However, whether AI can diminish intrusion also depends on what counts as “intrusion” and at what point it begins. These questions were widely discussed after the Snowden revelations about bulk data collections by intelligence agencies, such as the NSA and GCHQ. Bernal (2016), for instance, argues that intrusion is not defined solely by the exposure of data to the human analyst but by their collection, storage, and processing (see also Kniep, 2019). This position concurs with UK’s 2011–2017 Independent Reviewer of Terrorism Legislation, who argued that in lawFootnote 13 there is “interference” with material not only when it is “read, analysed, and shared with other authorities but also when it is collected, stored, and filtered even without human intervention” (Anderson, 2016, 76). This legal position establishes that the use of AI in place of a human analyst would not necessarily diminish intrusion. An alternative view suggests grading the levels of intrusion, such as the 2015 Independent Surveillance Review distinguishing the relative impacts of the processes of data collection, retention, and analysis on privacy. The panel of the Independent Surveillance Review suggested that the issue of privacy needs “to be considered afresh at each stage” of activity entailing the use of data (Independent Surveillance Review, 2015, 108). Omand and Phythian seek to reconcile intrusion and harm by distinguishing “potential” from “actual” intrusion. Potential intrusion exists once data have been collected, and actual intrusion has taken place once those data have been analysed and exploited for information. They explain that:

“If innocent people are unaware that their communications have been intercepted, stored, and filtered out by computer, thus not ever seen by a human analyst, then the intrusion is potential, not actual, and the potential for harm to the individual negligible” (Omand & Phythian, 2018, 24–25).
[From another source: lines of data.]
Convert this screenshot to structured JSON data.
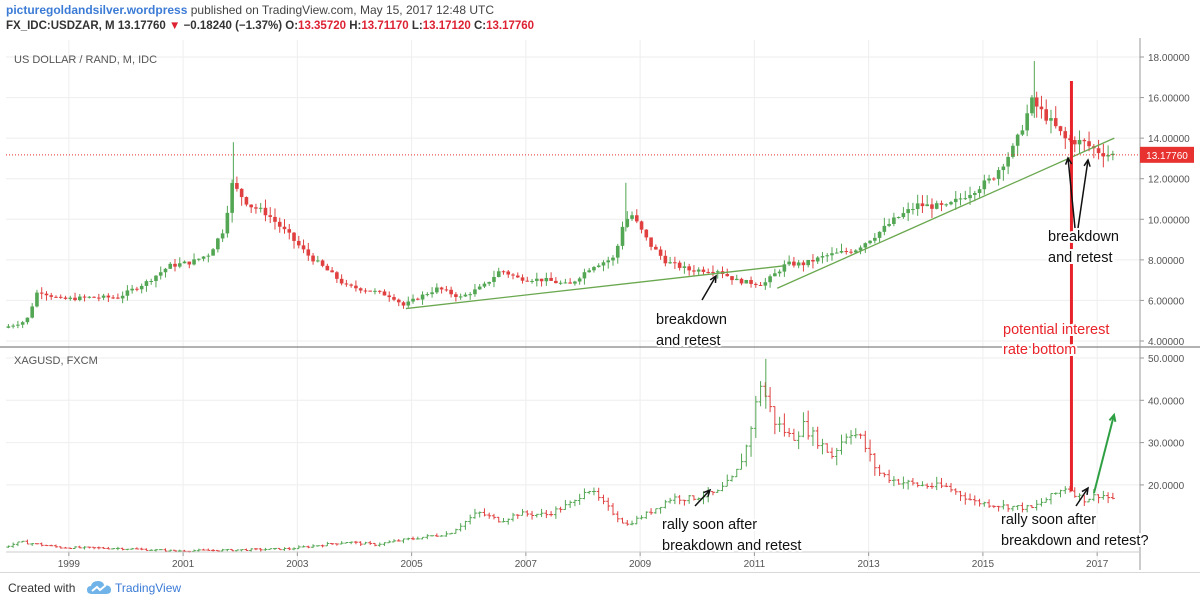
{
  "header": {
    "brand": "picturegoldandsilver.wordpress",
    "published": "published on TradingView.com, May 15, 2017 12:48 UTC",
    "symbol": "FX_IDC:USDZAR, M",
    "last": "13.17760",
    "down_arrow": "▼",
    "change": "−0.18240 (−1.37%)",
    "o_label": "O:",
    "o_value": "13.35720",
    "h_label": "H:",
    "h_value": "13.71170",
    "l_label": "L:",
    "l_value": "13.17120",
    "c_label": "C:",
    "c_value": "13.17760"
  },
  "footer": {
    "created_with": "Created with",
    "tradingview": "TradingView"
  },
  "colors": {
    "up": "#53a653",
    "down": "#e04040",
    "trendline": "#6aa84f",
    "redline": "#e8232a",
    "arrow_green": "#2ea043",
    "price_label_bg": "#e8322f"
  },
  "chart_data": [
    {
      "type": "candlestick",
      "title": "US DOLLAR / RAND, M, IDC",
      "ylim": [
        4,
        18
      ],
      "y_ticks": [
        "4.00000",
        "6.00000",
        "8.00000",
        "10.00000",
        "12.00000",
        "14.00000",
        "16.00000",
        "18.00000"
      ],
      "last_price": "13.17760",
      "x_ticks": [
        "1999",
        "2001",
        "2003",
        "2005",
        "2007",
        "2009",
        "2011",
        "2013",
        "2015",
        "2017"
      ],
      "series_points": [
        [
          1998.0,
          4.65
        ],
        [
          1998.4,
          5.0
        ],
        [
          1998.6,
          6.5
        ],
        [
          1999.0,
          6.05
        ],
        [
          1999.5,
          6.15
        ],
        [
          2000.0,
          6.15
        ],
        [
          2000.5,
          6.9
        ],
        [
          2000.9,
          7.7
        ],
        [
          2001.3,
          7.9
        ],
        [
          2001.6,
          8.3
        ],
        [
          2001.85,
          9.5
        ],
        [
          2002.0,
          11.7
        ],
        [
          2002.3,
          10.7
        ],
        [
          2002.6,
          10.3
        ],
        [
          2003.0,
          9.2
        ],
        [
          2003.3,
          8.3
        ],
        [
          2003.7,
          7.4
        ],
        [
          2004.0,
          6.7
        ],
        [
          2004.4,
          6.5
        ],
        [
          2004.8,
          6.2
        ],
        [
          2005.0,
          5.75
        ],
        [
          2005.3,
          6.2
        ],
        [
          2005.6,
          6.6
        ],
        [
          2006.0,
          6.15
        ],
        [
          2006.4,
          6.7
        ],
        [
          2006.7,
          7.5
        ],
        [
          2007.0,
          7.1
        ],
        [
          2007.5,
          7.0
        ],
        [
          2007.9,
          6.75
        ],
        [
          2008.3,
          7.7
        ],
        [
          2008.7,
          8.1
        ],
        [
          2008.85,
          9.9
        ],
        [
          2009.0,
          10.2
        ],
        [
          2009.3,
          8.8
        ],
        [
          2009.6,
          7.9
        ],
        [
          2010.0,
          7.5
        ],
        [
          2010.5,
          7.5
        ],
        [
          2010.8,
          7.0
        ],
        [
          2011.0,
          6.9
        ],
        [
          2011.3,
          6.8
        ],
        [
          2011.7,
          7.8
        ],
        [
          2012.0,
          7.8
        ],
        [
          2012.4,
          8.2
        ],
        [
          2012.9,
          8.5
        ],
        [
          2013.3,
          9.3
        ],
        [
          2013.6,
          10.0
        ],
        [
          2014.0,
          10.7
        ],
        [
          2014.5,
          10.6
        ],
        [
          2014.9,
          11.3
        ],
        [
          2015.3,
          12.0
        ],
        [
          2015.7,
          13.6
        ],
        [
          2016.0,
          15.8
        ],
        [
          2016.3,
          14.9
        ],
        [
          2016.6,
          13.9
        ],
        [
          2016.9,
          13.8
        ],
        [
          2017.0,
          13.6
        ],
        [
          2017.2,
          13.3
        ],
        [
          2017.37,
          13.18
        ]
      ],
      "trendlines": [
        [
          [
            2005.0,
            5.6
          ],
          [
            2011.6,
            7.7
          ]
        ],
        [
          [
            2011.5,
            6.6
          ],
          [
            2017.4,
            14.0
          ]
        ]
      ],
      "annotations": [
        {
          "lines": [
            "breakdown",
            "and retest"
          ],
          "year": 2010.2,
          "value": 4.5
        },
        {
          "lines": [
            "breakdown",
            "and retest"
          ],
          "year": 2017.2,
          "value": 8.9
        }
      ]
    },
    {
      "type": "ohlc",
      "title": "XAGUSD, FXCM",
      "ylim": [
        11,
        50
      ],
      "y_ticks": [
        "20.0000",
        "30.0000",
        "40.0000",
        "50.0000"
      ],
      "x_ticks": [
        "1999",
        "2001",
        "2003",
        "2005",
        "2007",
        "2009",
        "2011",
        "2013",
        "2015",
        "2017"
      ],
      "series_points": [
        [
          1998.0,
          5.3
        ],
        [
          1998.3,
          6.5
        ],
        [
          1999.0,
          5.2
        ],
        [
          2000.0,
          5.0
        ],
        [
          2001.0,
          4.4
        ],
        [
          2002.0,
          4.6
        ],
        [
          2003.0,
          4.9
        ],
        [
          2004.0,
          6.5
        ],
        [
          2004.5,
          5.9
        ],
        [
          2005.0,
          7.0
        ],
        [
          2005.8,
          8.5
        ],
        [
          2006.3,
          13.5
        ],
        [
          2006.7,
          11.5
        ],
        [
          2007.0,
          13.2
        ],
        [
          2007.5,
          13.0
        ],
        [
          2008.0,
          16.0
        ],
        [
          2008.2,
          19.5
        ],
        [
          2008.7,
          13.0
        ],
        [
          2008.9,
          10.5
        ],
        [
          2009.3,
          13.5
        ],
        [
          2009.7,
          17.0
        ],
        [
          2010.0,
          16.8
        ],
        [
          2010.5,
          18.2
        ],
        [
          2010.8,
          22.0
        ],
        [
          2011.0,
          29.0
        ],
        [
          2011.25,
          44.0
        ],
        [
          2011.5,
          35.0
        ],
        [
          2011.8,
          31.0
        ],
        [
          2012.0,
          34.0
        ],
        [
          2012.5,
          27.0
        ],
        [
          2012.8,
          33.0
        ],
        [
          2013.0,
          31.0
        ],
        [
          2013.3,
          23.0
        ],
        [
          2013.6,
          21.0
        ],
        [
          2014.0,
          20.0
        ],
        [
          2014.5,
          19.5
        ],
        [
          2015.0,
          16.0
        ],
        [
          2015.5,
          15.0
        ],
        [
          2016.0,
          14.5
        ],
        [
          2016.6,
          19.5
        ],
        [
          2016.9,
          16.5
        ],
        [
          2017.2,
          17.8
        ],
        [
          2017.37,
          16.8
        ]
      ],
      "annotations": [
        {
          "lines": [
            "rally soon after",
            "breakdown and retest"
          ],
          "year": 2010.2,
          "value": 8.5
        },
        {
          "lines": [
            "rally soon after",
            "breakdown and retest?"
          ],
          "year": 2017.0,
          "value": 8.5
        }
      ]
    }
  ],
  "red_line": {
    "year": 2016.65,
    "label_lines": [
      "potential interest",
      "rate bottom"
    ]
  }
}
We disagree that the potential for harm in such a scenario is “negligible.” First, while Omand and Phythian refer to “harm to the individual,” it is worth bearing in mind that there are collective harms done to marginalised groups rather than individuals per se (Mantelero, 2017; Tisne, 2021). Likewise, there may also be harms that are done to the social and political institutions that uphold substantive and procedural justice. Second, the harm that potentially results from the collection of large datasets does not depend on the data subject’s knowledge of those practices. Contrary to the principle of data minimisation, the use of AI for intelligence analysis also has the potential to create “data creep,” whereby as the capacity for processing data increases, for instance through the use of machine learning, so will practices of data collection (United Nations High Commissioner for Human Rights, 2021). The fact that quantities of data that would not have been collected had the AI not been employed as part of intelligence analysis is where the dangers for increased levels of intrusion lie. In the case of data creep, it is the properties of AI itself that will drive the collection of ever-greater quantities of data, of data types, and data sources. This is because AI requires a large amount of data as inputs to operate effectively. As GCHQ (2021, 12) has noted: “AI does not work well when tackling ambiguous, broad challenges particularly if there is inadequate data on which it can train and learn.” Weinbaum and Shanahan (2018, 6) describe an “ironic dilemma” of the digital age whereby “there is too much data for humans to search effectively for needles, yet not enough accessible data from which to draw and validate useful intelligence.” This could lead to a situation where intelligence organisations already collecting large amounts of data find they do not collect enough to generate valid insights or useful information and are thereby moved to expand their collection programs.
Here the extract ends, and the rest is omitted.